Governments are also encouraging the use of environment friendly techniques in its treatment process. For instance, the laws governing the application of certain chemical substances in filtration may be rigid giving way for better practices. Further, with new pollutants emerging over time such as micro plastics, pharmaceuticals among others, filtration plants have to incorporate appropriate technologies that will enable them remove the new emerging pollutants as and when they are required by law or regulatory framework (EPA, 2020).

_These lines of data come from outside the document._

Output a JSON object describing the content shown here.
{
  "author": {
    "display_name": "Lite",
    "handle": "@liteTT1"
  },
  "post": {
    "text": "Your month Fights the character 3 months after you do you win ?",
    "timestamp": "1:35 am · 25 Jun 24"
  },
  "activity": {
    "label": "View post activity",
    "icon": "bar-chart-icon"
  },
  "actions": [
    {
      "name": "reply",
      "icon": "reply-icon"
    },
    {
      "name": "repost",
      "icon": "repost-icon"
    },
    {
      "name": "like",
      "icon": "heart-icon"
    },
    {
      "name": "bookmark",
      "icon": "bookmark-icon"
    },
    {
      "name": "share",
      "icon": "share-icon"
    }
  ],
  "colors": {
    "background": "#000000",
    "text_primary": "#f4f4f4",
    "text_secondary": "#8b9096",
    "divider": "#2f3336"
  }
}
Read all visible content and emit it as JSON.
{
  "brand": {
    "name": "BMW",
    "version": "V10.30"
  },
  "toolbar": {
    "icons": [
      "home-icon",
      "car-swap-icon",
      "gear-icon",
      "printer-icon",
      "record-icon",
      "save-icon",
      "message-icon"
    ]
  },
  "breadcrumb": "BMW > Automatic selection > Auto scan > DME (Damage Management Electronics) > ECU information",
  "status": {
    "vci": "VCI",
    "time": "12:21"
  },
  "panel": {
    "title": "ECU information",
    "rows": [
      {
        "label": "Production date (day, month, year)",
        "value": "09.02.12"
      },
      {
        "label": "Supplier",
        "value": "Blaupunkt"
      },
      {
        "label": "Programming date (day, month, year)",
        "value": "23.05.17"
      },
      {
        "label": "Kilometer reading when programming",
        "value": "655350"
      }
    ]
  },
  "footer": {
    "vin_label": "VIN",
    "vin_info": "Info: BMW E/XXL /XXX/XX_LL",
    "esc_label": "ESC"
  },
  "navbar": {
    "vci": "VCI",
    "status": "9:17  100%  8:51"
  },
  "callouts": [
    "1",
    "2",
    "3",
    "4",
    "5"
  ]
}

 There will also be the issues of transparency and accountability for instance; Water filtration plants will be expected to issue water quality reports to the regulators and the public. Real-time observation of water quality in plants through record-keeping and prompt alerts assist plants in regulation compliance and problem solving. With increasing regulatory requirements, water filtration plants still have to stay current with the most advanced methods of purification so that they may meet new standards needed for the public.

Conclusion

The future of water filtration is being built by innovation and inventions, development in new products, and increasing more concern towards sustainability and more emphasis on resilience. From nanotechnology and smart filtration systems to integration of Artificial Intelligence and coming changes in legislation, the water filtration industry is on the verge of radical changes. These trends will help the water filtration plant in continuing with its functions, manage larger amounts of contaminants and will help it to cope with the impacts of climate change. In the future, water filtration will be developed according to global needs that are still increasing in terms of clean water access while also conducting sustainable practices. In this case, water filtration plants should embrace these trends and predictions as a result of fulfilling social needs while ensuring people’s health (Water., 2020).